Ready Georgia's aim is to prepare citizens for maintaining self-sufficiency for at least 72 hours following an emergency, said Weiss. He described what is expected to be a busy hurricane season this year, from June 1 to Nov. 30.

"There are predictions that we're going to have a very active season with as many as 23 named storms," he said. "However, our concern is that people be prepared for one storm that could affect us."

Weiss said storms have spawned tornadoes and caused extreme flooding across the state in the past. "People need to be aware of these threats and know what they will do," he said.

"Just because we are inland, that doesn't mean we aren't going to be affected by a hurricane, and tornadoes are prevalent this time of year for Georgia," added Susan Clegg, assistant director of the 911 Center with Henry County Emergency Management.

Clegg said as many as 65 percent of residents still do not know what to do if a hurricane hits and travels inland. "The public needs to be informed, and they need to be ready," she said. "Any time the citizens are prepared, it helps the emergency responders."

Clegg emphasized the need for residents to have an ample emergency supply, complete with a first-aid kit and three days worth of fresh water and non-perishable food.

Ready Georgia's recommended emergency supply includes water (one gallon per person per day, for at least 3 days, for drinking and sanitation); food (including at least a 3-day supply of non-perishable food); a can opener; a battery-powered or hand-cranked radio and a NOAA Weather Radio; a flashlight with extra batteries; a first-aid kit; a whistle to signal for help; a face mask to help filter contaminated air; moist towelettes and garbage bags; wrenches or pliers; and local maps.

However, most Georgians may not have the bare essentials stowed away and do not have a planned evacuation route, in the event of an emergency, according to Jessica Brady, spokeswoman for AAA Auto Club South.

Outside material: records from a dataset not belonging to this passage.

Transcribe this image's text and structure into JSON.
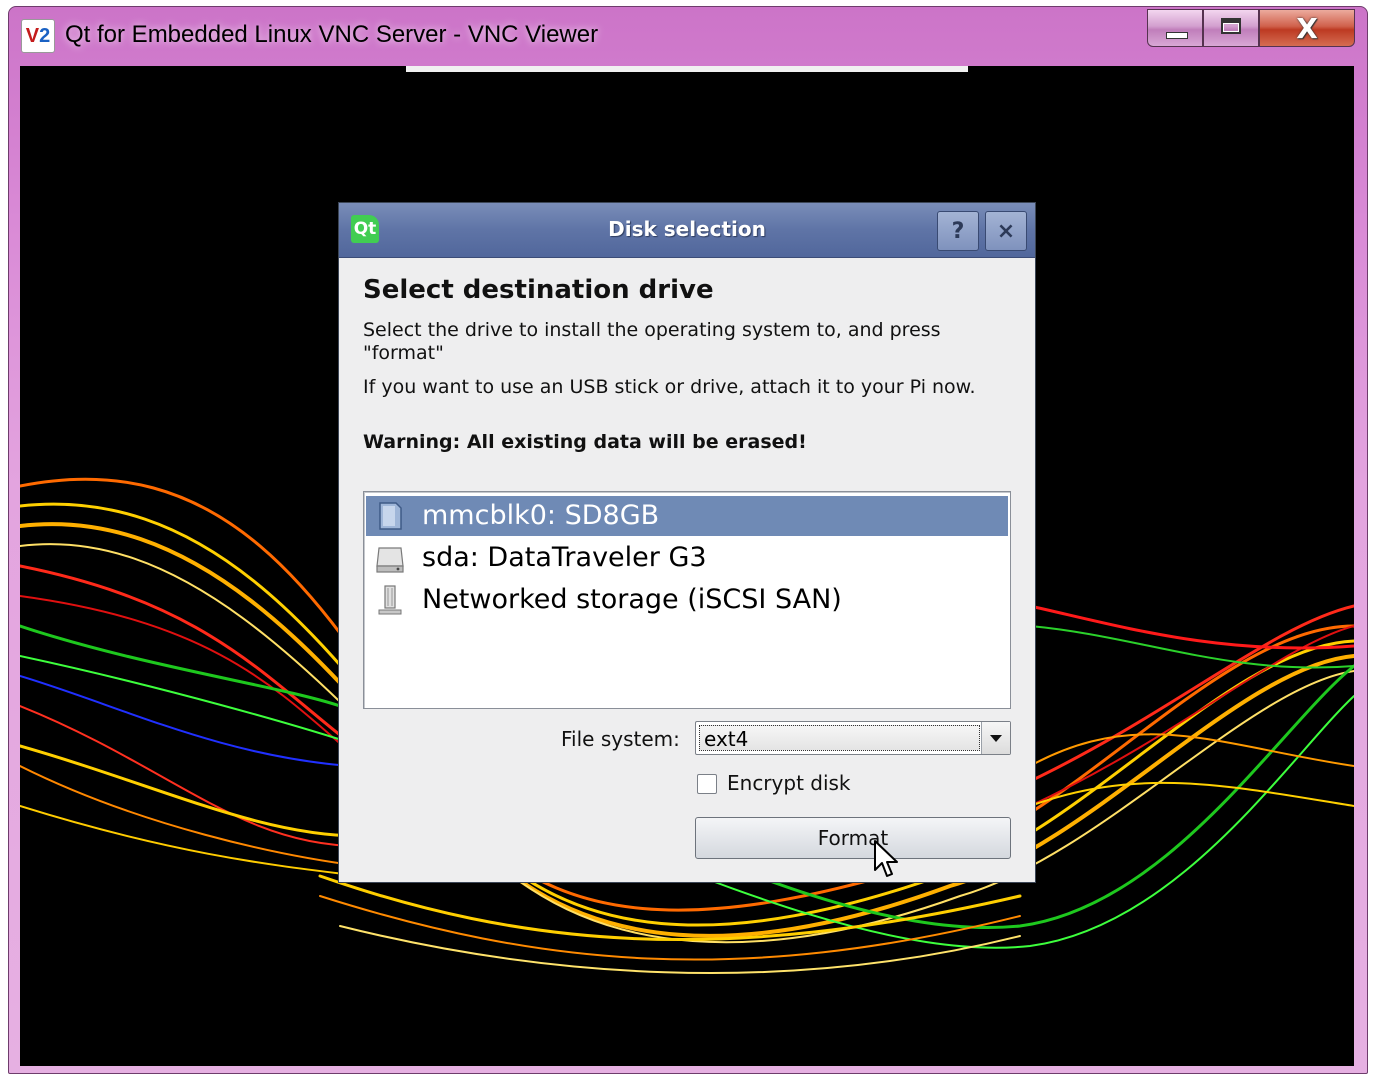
{
  "window": {
    "title": "Qt for Embedded Linux VNC Server - VNC Viewer",
    "logo_text": "V",
    "logo_text2": "2",
    "close_glyph": "X"
  },
  "dialog": {
    "app_icon_text": "Qt",
    "title": "Disk selection",
    "help_glyph": "?",
    "close_glyph": "×",
    "heading": "Select destination drive",
    "paragraph1": "Select the drive to install the operating system to, and press \"format\"",
    "paragraph2": "If you want to use an USB stick or drive, attach it to your Pi now.",
    "warning": "Warning: All existing data will be erased!",
    "drives": [
      {
        "label": "mmcblk0: SD8GB",
        "icon": "sd-card-icon",
        "selected": true
      },
      {
        "label": "sda: DataTraveler G3",
        "icon": "hard-drive-icon",
        "selected": false
      },
      {
        "label": "Networked storage (iSCSI SAN)",
        "icon": "network-storage-icon",
        "selected": false
      }
    ],
    "filesystem_label": "File system:",
    "filesystem_value": "ext4",
    "encrypt_label": "Encrypt disk",
    "encrypt_checked": false,
    "format_button": "Format"
  },
  "colors": {
    "title_bar": "#5f74a6",
    "selection": "#6f8ab5",
    "window_frame": "#d98ad6"
  }
}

Brady said that, in a recent AAA Consumer Pulse online survey, about 35 percent of Georgia residents said they do not know, or are not confident, about their emergency evacuation routes.

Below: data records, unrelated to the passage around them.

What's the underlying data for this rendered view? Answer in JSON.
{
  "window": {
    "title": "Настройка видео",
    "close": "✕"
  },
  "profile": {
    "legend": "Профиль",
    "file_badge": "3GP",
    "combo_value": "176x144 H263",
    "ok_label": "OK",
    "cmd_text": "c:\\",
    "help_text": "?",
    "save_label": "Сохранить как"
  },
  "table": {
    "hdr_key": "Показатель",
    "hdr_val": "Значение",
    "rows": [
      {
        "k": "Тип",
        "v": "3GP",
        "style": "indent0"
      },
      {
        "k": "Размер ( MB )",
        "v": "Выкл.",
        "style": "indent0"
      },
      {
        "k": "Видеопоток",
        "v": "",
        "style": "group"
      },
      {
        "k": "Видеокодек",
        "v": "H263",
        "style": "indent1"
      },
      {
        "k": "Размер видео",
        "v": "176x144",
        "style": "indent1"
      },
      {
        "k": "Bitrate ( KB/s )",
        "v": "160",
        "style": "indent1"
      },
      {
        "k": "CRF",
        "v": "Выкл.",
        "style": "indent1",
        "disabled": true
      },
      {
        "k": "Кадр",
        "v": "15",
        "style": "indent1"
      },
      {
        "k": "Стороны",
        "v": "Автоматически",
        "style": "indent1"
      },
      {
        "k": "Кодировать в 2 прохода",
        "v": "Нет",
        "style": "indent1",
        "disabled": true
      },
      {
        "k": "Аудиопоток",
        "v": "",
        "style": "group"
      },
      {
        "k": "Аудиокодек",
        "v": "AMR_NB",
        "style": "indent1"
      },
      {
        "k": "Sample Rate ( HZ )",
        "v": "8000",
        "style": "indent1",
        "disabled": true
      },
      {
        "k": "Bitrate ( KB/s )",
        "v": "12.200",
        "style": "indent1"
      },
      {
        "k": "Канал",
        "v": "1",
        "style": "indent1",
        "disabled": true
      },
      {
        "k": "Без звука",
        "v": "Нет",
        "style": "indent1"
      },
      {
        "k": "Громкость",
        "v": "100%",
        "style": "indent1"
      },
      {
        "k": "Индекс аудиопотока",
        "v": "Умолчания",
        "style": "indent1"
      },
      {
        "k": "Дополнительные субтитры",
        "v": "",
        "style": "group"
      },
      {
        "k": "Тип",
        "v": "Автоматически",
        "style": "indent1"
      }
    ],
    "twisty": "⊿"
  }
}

"Evacuation plans are critical during hurricane season, especially since they can mean the difference between life and death," Brady said. "Not only are evacuation plans important, but so is hurricane-preparedness in terms of having a family plan, making sure all-important documentation is readily available, in case of evacuation, and having the necessary items in the event electricity or fresh water are not available."

Brady said the survey found that residents keep a plentiful supply of key items such as flashlights, batteries, and candles ( 85 percent of those surveyed); first-aid supplies (69 percent); and extra food (64 percent).

But, about 42 percent of survey respondents said they do not keep any emergency supplies packed and ready, in preparation for a major storm or hurricane. "Having an ample supply of the basic necessities is essential, especially in terms of food, water, and medications," Brady said. "These items aren't only important for us, but also for our pets. Whether you evacuate with your pet or not, they, too, will need a supply of water and food, as well as medication, if applicable."

Residents can find tips for planning for emergencies at GEMA's Ready Georgia web site, at www.ready.ga.gov.

Additionally, Ready Georgia has teamed up with WSB-TV and The Kroger Company to help supply NOAA (National Oceanic and Atmospheric Administration) Weather Radios to Georgia residents, said Buzz Weiss, GEMA's public affairs officer.

Kroger stores state-wide will be selling NOAA Weather Radios at a discount, throughout the hurricane season, offering them at $29.99, compared to the regular $49.99 price, according to Weiss.

"One of the single most important recommendations is that people have one of these NOAA Weather Radios," Weiss said. "They are important tools in making Georgians aware of the hazards. They save lives."